Famiglia
Putin: le famiglie numerose dovrebbero essere la norma
Le famiglie con molti figli dovrebbero diventare una tendenza dominante nella Russia moderna, ha detto martedì il presidente Vladimir Putin, insistendo sul fatto che il raggiungimento di questo obiettivo dovrebbe diventare la massima priorità del governo.
Intervenendo al Consiglio mondiale del popolo russo – un forum organizzato sotto gli auspici della Chiesa ortodossa russa – per discutere del futuro del Paese, Putin ha posto un accento particolare sull’importanza dei valori della famiglia.
«Le famiglie numerose devono diventare la norma, uno stile di vita per tutti i popoli della Russia», ha affermato, descrivendo la famiglia non solo come il pilastro su cui poggiano lo Stato e la società, ma anche come «una fonte di moralità».

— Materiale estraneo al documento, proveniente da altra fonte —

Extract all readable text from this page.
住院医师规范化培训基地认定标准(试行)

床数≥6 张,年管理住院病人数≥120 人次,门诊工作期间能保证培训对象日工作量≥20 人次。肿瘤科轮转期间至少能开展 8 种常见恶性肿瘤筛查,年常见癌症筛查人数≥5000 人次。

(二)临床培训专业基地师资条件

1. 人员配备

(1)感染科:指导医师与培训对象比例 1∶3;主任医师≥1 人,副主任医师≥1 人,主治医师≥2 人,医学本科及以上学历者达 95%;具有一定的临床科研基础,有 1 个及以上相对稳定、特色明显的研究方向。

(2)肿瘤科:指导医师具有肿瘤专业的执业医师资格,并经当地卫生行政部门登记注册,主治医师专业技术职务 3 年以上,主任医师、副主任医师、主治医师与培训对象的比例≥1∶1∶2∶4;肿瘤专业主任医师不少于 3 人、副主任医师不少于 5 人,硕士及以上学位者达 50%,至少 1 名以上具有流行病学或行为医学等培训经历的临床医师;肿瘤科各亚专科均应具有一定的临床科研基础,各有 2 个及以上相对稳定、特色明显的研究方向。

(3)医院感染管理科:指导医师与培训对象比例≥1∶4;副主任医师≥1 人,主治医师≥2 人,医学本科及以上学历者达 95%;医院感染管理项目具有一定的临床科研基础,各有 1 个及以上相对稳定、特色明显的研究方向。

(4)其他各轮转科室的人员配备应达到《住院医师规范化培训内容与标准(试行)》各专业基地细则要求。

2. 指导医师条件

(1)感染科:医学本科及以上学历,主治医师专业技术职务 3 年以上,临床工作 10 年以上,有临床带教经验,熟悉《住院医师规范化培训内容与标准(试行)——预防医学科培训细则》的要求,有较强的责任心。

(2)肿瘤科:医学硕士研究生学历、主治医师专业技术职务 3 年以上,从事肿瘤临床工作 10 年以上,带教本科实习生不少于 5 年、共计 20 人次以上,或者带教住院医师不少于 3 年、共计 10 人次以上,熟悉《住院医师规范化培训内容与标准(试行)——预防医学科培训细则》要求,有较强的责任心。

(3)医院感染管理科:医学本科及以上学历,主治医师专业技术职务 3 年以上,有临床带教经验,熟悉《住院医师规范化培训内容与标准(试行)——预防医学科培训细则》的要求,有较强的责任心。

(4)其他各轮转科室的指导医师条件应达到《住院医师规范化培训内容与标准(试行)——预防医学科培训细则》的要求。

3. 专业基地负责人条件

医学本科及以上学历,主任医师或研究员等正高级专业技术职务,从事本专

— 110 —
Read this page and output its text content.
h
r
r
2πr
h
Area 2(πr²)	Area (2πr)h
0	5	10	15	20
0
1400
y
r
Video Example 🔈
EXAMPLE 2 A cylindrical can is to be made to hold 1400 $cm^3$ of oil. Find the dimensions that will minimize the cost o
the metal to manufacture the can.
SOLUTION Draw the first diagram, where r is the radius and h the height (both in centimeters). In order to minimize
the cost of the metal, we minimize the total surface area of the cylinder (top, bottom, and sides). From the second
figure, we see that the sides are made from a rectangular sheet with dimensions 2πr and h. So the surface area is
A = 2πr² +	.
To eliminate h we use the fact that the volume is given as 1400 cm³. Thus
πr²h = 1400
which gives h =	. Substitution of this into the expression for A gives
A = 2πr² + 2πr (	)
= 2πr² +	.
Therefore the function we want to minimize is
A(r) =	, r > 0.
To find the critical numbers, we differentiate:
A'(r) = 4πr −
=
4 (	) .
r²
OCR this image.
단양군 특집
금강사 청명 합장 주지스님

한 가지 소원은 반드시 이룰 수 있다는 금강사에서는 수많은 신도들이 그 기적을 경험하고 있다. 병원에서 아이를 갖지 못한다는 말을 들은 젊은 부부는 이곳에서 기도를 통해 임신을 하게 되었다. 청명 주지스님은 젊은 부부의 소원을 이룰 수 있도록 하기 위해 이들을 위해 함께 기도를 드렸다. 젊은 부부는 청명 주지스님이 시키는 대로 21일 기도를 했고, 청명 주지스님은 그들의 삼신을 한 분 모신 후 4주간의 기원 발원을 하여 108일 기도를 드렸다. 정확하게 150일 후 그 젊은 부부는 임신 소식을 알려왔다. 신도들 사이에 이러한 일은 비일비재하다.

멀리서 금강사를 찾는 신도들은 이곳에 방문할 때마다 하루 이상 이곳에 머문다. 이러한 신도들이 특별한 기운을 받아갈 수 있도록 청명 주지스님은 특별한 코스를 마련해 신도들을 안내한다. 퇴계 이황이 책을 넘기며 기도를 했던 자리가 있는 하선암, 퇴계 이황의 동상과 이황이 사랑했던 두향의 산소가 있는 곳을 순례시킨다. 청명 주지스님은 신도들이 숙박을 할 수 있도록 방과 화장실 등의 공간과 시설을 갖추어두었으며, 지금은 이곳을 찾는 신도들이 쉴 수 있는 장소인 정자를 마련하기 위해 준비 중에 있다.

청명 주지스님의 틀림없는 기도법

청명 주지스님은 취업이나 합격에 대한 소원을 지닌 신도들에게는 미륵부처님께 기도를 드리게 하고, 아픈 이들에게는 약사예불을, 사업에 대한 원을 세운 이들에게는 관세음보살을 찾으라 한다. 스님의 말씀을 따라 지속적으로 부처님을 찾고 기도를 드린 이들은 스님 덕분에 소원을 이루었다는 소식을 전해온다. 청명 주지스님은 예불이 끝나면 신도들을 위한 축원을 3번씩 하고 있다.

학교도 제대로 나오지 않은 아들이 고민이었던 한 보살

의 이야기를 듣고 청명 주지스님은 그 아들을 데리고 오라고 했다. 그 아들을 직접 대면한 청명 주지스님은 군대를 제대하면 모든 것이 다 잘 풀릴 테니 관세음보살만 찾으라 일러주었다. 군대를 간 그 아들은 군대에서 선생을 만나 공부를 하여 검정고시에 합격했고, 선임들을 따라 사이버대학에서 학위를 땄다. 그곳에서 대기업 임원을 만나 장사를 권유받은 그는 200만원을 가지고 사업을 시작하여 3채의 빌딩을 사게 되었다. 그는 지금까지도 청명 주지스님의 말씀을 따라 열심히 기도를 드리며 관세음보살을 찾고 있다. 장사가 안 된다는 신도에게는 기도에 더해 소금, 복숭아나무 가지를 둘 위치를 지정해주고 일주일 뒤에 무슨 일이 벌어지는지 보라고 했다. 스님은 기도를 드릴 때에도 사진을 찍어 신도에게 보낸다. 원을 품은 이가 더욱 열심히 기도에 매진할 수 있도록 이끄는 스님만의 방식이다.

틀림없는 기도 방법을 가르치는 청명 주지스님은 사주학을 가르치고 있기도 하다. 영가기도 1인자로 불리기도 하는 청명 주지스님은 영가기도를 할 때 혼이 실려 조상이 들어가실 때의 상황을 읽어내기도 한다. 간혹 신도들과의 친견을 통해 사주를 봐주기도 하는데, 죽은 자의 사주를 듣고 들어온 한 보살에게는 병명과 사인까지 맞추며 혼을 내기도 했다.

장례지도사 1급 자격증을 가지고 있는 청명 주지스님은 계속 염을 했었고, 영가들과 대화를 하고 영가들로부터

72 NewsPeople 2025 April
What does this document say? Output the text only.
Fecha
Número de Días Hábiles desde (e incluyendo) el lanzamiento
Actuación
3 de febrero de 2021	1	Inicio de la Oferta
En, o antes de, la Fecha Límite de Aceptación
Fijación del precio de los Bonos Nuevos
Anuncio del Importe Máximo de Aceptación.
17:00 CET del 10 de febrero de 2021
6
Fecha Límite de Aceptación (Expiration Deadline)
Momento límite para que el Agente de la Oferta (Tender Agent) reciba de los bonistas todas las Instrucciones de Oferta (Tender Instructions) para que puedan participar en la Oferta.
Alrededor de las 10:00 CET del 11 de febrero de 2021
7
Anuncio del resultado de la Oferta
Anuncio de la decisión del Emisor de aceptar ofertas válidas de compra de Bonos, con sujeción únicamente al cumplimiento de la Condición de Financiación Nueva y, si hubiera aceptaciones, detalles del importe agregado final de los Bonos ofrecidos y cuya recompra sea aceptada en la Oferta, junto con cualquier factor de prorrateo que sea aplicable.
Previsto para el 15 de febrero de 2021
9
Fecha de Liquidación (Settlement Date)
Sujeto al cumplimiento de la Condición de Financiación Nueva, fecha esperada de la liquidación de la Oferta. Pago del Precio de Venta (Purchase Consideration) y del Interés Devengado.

Putin ha poi ricordato che molti gruppi etnici in Russia hanno mantenuto la tradizione di avere «famiglie multigenerazionali» con almeno quattro o cinque figli. «Le famiglie russe, molte delle nostre nonne e bisnonne hanno avuto sette, otto o anche più figli», ha sottolineato, esortando tutti a «preservare e far rivivere queste eccellenti tradizioni».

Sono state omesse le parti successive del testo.